Dominique Venner, dans son Histoire et tradition des Européens, ne nous semble pas susceptible d’être identifié à ces cosmopolites fossoyeurs de notre identité, lorsqu’il écrit : « Que l’européanité soit une réalité, cela se manifeste déjà au niveau primaire des sensations. Au contact de l’altérité se perçoit l’identité. Mais l’européanité est attestée aussi par l’histoire et le caractère transnational des grands faits de culture. Au-delà d’un art rupestre spécifique à toute l’Europe voici déjà 30 000 ans, au-delà des pierres levées et des grands poèmes fondateurs, ceux des Hellènes, des Germains ou des Celtes, il n’y a pas une seule grande création collective qui, ayant été vécue par l’un des peuples de l’espace carolingien, n’a pas été vécue également par tous les autres. Tout grand mouvement né dans un pays d’Europe a trouvé aussitôt son équivalent chez les peuples frères et nulle part ailleurs. À cela on mesure une communauté de culture et de tradition que ne peuvent démentir les conflits inter-étatiques. Les poèmes épiques, la chevalerie, l’amour courtois, les libertés féodales, les croisades, l’émergence des villes, la révolution du gothique, la Renaissance, la Réforme et son contraire, l’expansion au-delà des mers, la naissance des États-nations, le baroque profane et religieux, la polyphonie musicale, les Lumières, le romantisme, l’univers faustien de la technique ou l’éveil des nationalités… »
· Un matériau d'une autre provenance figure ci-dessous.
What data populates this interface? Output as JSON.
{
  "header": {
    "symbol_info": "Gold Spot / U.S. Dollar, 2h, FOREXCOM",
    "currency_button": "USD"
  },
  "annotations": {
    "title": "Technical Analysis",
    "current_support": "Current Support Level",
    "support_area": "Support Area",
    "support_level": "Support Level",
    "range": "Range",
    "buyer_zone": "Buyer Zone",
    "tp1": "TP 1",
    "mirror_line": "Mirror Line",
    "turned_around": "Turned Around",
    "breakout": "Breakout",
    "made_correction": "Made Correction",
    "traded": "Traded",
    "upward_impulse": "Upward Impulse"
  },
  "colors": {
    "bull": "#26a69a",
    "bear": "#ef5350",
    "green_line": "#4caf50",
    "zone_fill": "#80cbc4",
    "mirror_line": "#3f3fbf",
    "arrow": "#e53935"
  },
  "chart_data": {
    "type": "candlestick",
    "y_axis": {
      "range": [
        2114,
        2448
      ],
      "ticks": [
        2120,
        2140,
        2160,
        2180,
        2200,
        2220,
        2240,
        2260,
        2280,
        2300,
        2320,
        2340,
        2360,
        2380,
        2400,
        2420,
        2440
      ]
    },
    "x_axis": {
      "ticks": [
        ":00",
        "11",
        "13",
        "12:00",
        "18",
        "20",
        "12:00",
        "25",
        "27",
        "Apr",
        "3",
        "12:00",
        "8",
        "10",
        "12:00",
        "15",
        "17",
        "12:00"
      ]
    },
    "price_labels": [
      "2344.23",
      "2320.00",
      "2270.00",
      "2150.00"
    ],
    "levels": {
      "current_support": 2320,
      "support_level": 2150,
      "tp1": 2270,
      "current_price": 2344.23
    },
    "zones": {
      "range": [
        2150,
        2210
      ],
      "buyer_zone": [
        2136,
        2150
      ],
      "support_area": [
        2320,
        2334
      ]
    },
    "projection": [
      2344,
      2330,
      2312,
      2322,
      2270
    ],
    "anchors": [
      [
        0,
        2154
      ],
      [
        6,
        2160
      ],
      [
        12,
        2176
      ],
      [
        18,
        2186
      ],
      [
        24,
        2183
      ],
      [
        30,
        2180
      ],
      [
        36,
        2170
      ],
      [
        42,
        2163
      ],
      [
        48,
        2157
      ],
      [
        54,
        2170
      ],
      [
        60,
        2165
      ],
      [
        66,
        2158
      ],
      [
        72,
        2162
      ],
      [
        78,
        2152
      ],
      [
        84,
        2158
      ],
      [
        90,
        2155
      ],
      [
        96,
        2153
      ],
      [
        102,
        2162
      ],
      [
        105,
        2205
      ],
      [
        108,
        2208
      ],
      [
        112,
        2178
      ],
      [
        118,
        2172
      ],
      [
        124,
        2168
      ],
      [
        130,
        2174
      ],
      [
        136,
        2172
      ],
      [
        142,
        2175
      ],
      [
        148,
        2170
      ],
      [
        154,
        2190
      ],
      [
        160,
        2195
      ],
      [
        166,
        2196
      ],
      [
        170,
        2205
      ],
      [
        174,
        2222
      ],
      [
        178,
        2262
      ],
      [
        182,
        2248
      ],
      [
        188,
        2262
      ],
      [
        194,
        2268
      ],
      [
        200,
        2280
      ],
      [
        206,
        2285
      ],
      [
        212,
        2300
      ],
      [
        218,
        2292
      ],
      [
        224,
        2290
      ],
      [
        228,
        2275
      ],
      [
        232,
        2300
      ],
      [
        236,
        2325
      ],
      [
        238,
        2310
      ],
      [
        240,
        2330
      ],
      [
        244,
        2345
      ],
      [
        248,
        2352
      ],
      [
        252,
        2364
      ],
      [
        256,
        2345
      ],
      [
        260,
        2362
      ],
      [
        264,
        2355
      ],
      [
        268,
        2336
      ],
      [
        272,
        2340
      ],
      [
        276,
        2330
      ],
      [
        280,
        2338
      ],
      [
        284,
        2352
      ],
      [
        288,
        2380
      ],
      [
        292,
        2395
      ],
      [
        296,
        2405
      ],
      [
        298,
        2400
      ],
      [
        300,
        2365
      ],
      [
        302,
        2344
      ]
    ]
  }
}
Guillaume Faye, dans son Manifeste de la Résistance européenne, mettait déjà en garde contre cet amalgame pernicieux, fustigeant ceux qui « selon le mot de De Gaulle, « sautillent comme des cabris criants : Europe ! Europe ! Europe ! », ne parlent que de sa « renaissance » [un certain parti se reconnaîtra] mais qui, concrètement, défendent des valeurs de décadence, de laxisme, de renoncement et n’ont finalement de l’Europe à venir que l’image d’un Disneyland « tolérant », ouvert à tous vents, un pandémonium ethnopluraliste sans identité centrale, sans ordre intérieur et sans volonté de puissance. » Toute une rhétorique malveillante, ces derniers temps, se met sournoisement en place pour identifier des positions diamétralement opposées, ennemies pour trancher le mot. Et pour conclure sur ce point, Faye ajoutait : « La Grande Europe que j’évoque de mes vœux ne saurait être en aucun cas « le premier pas vers un État mondial », mais une Nouvelle Nation, fédérale et impériale, assise sur la base de grandes régions et non plus sur les insuffisants États actuels, et dotée d’une unité ethnique globale. »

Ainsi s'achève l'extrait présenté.